Here are the lines from what I see after the csv export (as you described it above), followed by the respective lines from the xlsform (the term “Grade” comes through a variable for country-specific terminology):

Number of ${term_grade} 3 classes:
Number of ${term_grade} 2 classes:
Number of ${term_grade} 1 classes:

integer school_classes_g3 Number of ${term_grade} 3 classes:
begin repeat school_class_names_g3 ${term_grade} 3 classes names
calculate counter_names_g3
text school_class_name_g3 Name of ${term_grade} 3 class #${counter_names_g3}
end repeat
integer school_classes_g2 Number of ${term_grade} 2 classes:
begin repeat school_class_names_g2 ${term_grade} 2 classes names
calculate counter_names_g2
text school_class_name_g2 Name of ${term_grade} 2 class #${counter_names_g2}
end repeat
integer school_classes_g1 Number of ${term_grade} 1 classes:
begin repeat school_class_names_g1 ${term_grade} 1 classes names
calculate counter_names_g1
text school_class_name_g1 Name of ${term_grade} 1 class #${counter_names_g1}
end repeat

So your concern is that you are able to update/refresh the data if it does not have a repeat group but in cases where you have a repeat group data it is not showing in Power BI?

Yes, the problem is that if questions inside a repeat group get not filled before using the API for the first time, later use of these questions will be ignored in the power query (or even in a csv export).

I tried with the following url (with one of my dummy project) and it worked for me:

https://kc.kobotoolbox.org/api/v1/data/545827.xlsx

Maybe if you wish, you could make some dummy entries as well:

https://ee.kobotoolbox.org/x/w2cfGvN8

I could update the records (for both the household level as well as the roster information) once i press the refresh button.

Maybe this video tutorial prepared by @janna would help you solve your issue.
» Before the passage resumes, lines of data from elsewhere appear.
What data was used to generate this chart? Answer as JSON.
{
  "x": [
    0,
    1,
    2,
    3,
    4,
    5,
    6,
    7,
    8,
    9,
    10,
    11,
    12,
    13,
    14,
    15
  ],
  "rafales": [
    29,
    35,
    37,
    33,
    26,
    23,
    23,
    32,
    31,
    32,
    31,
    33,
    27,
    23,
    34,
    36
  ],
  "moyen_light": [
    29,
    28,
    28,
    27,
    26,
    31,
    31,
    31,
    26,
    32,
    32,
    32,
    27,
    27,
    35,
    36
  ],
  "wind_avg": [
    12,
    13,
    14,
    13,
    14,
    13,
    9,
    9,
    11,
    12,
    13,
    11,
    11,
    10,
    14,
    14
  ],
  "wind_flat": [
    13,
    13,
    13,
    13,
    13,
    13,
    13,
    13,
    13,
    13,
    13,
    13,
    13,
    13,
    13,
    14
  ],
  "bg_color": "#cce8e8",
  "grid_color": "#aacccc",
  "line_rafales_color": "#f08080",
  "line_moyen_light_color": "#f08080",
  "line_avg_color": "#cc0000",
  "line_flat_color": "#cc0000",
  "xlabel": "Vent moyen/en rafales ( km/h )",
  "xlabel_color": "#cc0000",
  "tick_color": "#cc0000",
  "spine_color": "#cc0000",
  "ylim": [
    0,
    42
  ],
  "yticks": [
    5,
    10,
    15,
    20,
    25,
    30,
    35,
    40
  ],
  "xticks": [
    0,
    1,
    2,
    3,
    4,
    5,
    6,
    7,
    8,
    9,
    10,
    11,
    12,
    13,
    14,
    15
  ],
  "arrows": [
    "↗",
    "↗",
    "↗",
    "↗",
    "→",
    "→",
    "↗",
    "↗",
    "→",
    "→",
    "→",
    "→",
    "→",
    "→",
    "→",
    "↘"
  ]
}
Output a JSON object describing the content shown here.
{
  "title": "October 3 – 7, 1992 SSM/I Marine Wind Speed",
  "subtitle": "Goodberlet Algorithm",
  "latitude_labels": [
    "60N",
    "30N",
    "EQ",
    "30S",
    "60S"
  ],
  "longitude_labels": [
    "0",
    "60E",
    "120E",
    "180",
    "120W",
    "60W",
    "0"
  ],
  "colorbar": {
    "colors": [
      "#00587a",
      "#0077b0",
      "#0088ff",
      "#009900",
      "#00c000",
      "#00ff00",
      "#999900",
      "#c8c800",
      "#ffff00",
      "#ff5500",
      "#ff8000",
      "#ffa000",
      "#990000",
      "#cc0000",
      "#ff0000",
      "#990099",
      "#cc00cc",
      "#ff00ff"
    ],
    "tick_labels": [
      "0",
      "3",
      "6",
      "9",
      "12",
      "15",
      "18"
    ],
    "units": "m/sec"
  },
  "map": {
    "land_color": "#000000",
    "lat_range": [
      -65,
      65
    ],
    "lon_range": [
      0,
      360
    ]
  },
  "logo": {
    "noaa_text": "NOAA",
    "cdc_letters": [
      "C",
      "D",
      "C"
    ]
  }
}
Though the video pulls the data from an Excel file, you could still connect your data with the KoBoToolbox server:

Thanks. Are you sure that you tested it with AT FIRST no entries in the repeated questions, then established the API and THEN enter data in the repeated questions?

By the way, if I follow the recommended video (which I consulted several times before), during the get data procedure no “Navigator” windows pops up with SEPARATE tables.
image

I am not sure what this exercise/test was about, but I found out that the csv-file is only containing the “surface level” (but not the repeats).

Anyway, I created a completely new questionnaire, asking for numbers of four types of household members and then asking one or two repeated questions on each of them (four times “begin repeat” to “end repeat”.)

In the first two questionnaires, I left the number of two types blank (so no additional questions on them). Then I did the Power BI query and saw only data on those two used groups.

Then I filled out another questionnaire, this time saying 2 for one of the previously unused types and answered the repeated questions.

Again:

the additionally used types (and the repeated follow-up data) don’t appear, evon not when starting a completely new Power BI file and establishing the API again

the data of the repeated questions are hidden in “Lists” and there is no automatic split into main table and sub-tables

By the way: If I export the same data to excel and get data from excel in Power BI, everything is there (even in separate tables).